その日水揚げにこだわるからこそ、漁師さんがお正月休みでのカニ漁がない期間は、当館では松葉ガニが提供できません。大晦日から正月明けの期間は一年で最もハイシーズンで、松葉ガニを食べたいというお客様のご要望も数多くあります。しかし、年末に獲ってから時間の経った松葉ガニでは、決してお客様にご満足いただけないはずです。
正月のハイシーズンに、最もお値段の高い松葉ガニコースをお出しすれば、当館としては売上はもっと上がります。しかし、痩せて弱った松葉ガニで売上を上げるのは、当館の矜持が許しません。お客様の「美味しい」のために、一番売れるお正月にあえて松葉ガニを売らない。これが当館のこだわりです。
やはり、松葉ガニは「その日水揚げ」が一番美味しいのです。
■3日前予約
また、荒れた日でカニ漁が少ない時のために、松葉ガニ専用プラン・別注松葉ガニの予約は3日前までにお願いしております。
荒天時には市場に松葉ガニが少量しか水揚げされません。当日ではいくら仲買人にお願いしても、当館クオリティに達していない松葉ガニしかない場合があるためです。
荒天時でも良質の松葉ガニを仕入れるためには、事前に仲買人に優先確保をお願いしておかなければなりません。
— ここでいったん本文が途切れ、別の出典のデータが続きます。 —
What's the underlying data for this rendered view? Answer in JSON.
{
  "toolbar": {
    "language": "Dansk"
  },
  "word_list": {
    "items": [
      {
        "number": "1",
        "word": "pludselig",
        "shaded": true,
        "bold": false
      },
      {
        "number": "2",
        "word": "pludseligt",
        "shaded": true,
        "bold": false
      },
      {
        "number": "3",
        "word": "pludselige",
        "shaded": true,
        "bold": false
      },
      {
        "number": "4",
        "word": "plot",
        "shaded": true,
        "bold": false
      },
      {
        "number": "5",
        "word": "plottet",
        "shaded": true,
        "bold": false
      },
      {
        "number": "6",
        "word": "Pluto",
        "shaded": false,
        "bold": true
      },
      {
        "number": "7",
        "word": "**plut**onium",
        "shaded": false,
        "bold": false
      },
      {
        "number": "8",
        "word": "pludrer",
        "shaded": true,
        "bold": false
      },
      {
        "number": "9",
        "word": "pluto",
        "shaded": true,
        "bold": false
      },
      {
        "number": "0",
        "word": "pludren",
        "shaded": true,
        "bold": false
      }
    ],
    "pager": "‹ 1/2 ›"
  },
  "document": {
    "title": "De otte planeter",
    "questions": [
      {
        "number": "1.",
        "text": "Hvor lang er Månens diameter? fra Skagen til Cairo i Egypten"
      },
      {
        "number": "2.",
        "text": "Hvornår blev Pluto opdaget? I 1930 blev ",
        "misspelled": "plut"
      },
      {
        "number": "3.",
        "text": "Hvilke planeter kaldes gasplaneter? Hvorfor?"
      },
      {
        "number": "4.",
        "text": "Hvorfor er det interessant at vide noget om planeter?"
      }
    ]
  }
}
以上の理由で、お客様には大変ご不便をおかけしますが、「3日前までのご予約」をお願いしております。
■解禁期間のみ
また当館は「11月6日から3月20日の解禁期間」でしか松葉ガニはお出ししません。それは「その日水揚げ」にこだわるからです。越前から山陰にかけては地物ズワイガニ(松葉ガニ・越前ガニ・間人ガ二)は3月20日までしか漁ができません。3月21日を過ぎて地物ズワイガニを提供している旅館は、その日水揚げではないカニを使用していることになります。
■生簀(いけす)の松葉ガニ
お正月期間に松葉ガニを出しているお店。禁漁期間に松葉ガニを出しているお店。また荒天時のその日にでも松葉ガニを出せるお店は「生簀(いけす)」に松葉ガニを入れている場合が多いようです。生簀に入れておくと、禁漁期間であろうと荒天時であろうと、いつでも松葉ガニをお客様に提供できます。
しかし、生簀ではエサやりをしませんし、活動していた海底とは水圧・水流・水温が異なることもあり、生簀にいる時間が長ければ長いほど、カニは身が細っていきます。生簀に長く入っていた松葉ガニではその日水揚げの松葉ガニと比べて味が変わってきます。
生簀に保存した松葉ガニをお客様に提供するのは「いつでも松葉ガニを売りたい」というお店側の都合のような気がします。お客様のためには「その日水揚げ」が一番新鮮で美味しい松葉ガニのはずです。
生簀保存のお店の場合は、生簀の中にどれくらいの期間松葉ガニが入っているか事前に確認したほうがよいと思います。期間が短ければ味はそれほど落ちないのですが、期間が長い場合は痩せて味の落ちた松葉ガニの可能性があります。松葉ガニは高額ですので、せっかくですから味の落ちていない松葉ガニがいいですね。
生簀保存のお店が謳う「生簀で活きたカニを食事直前に調理します」というキャッチコピーは、一見新鮮で美味しそうに感じます。しかし実は逆であることも場合によってはあるかもしれません。
当館の活松葉ガニは「その日水揚げ」にこだわり、「予約は3日前まで」、「カニ解禁期間のみ」である理由は、上述のとおり、お客様の「美味しい」のためです。
これからもお客様に喜んでいただける料理をご提供できるよう、スタッフ一同精進してまいりたいと思います。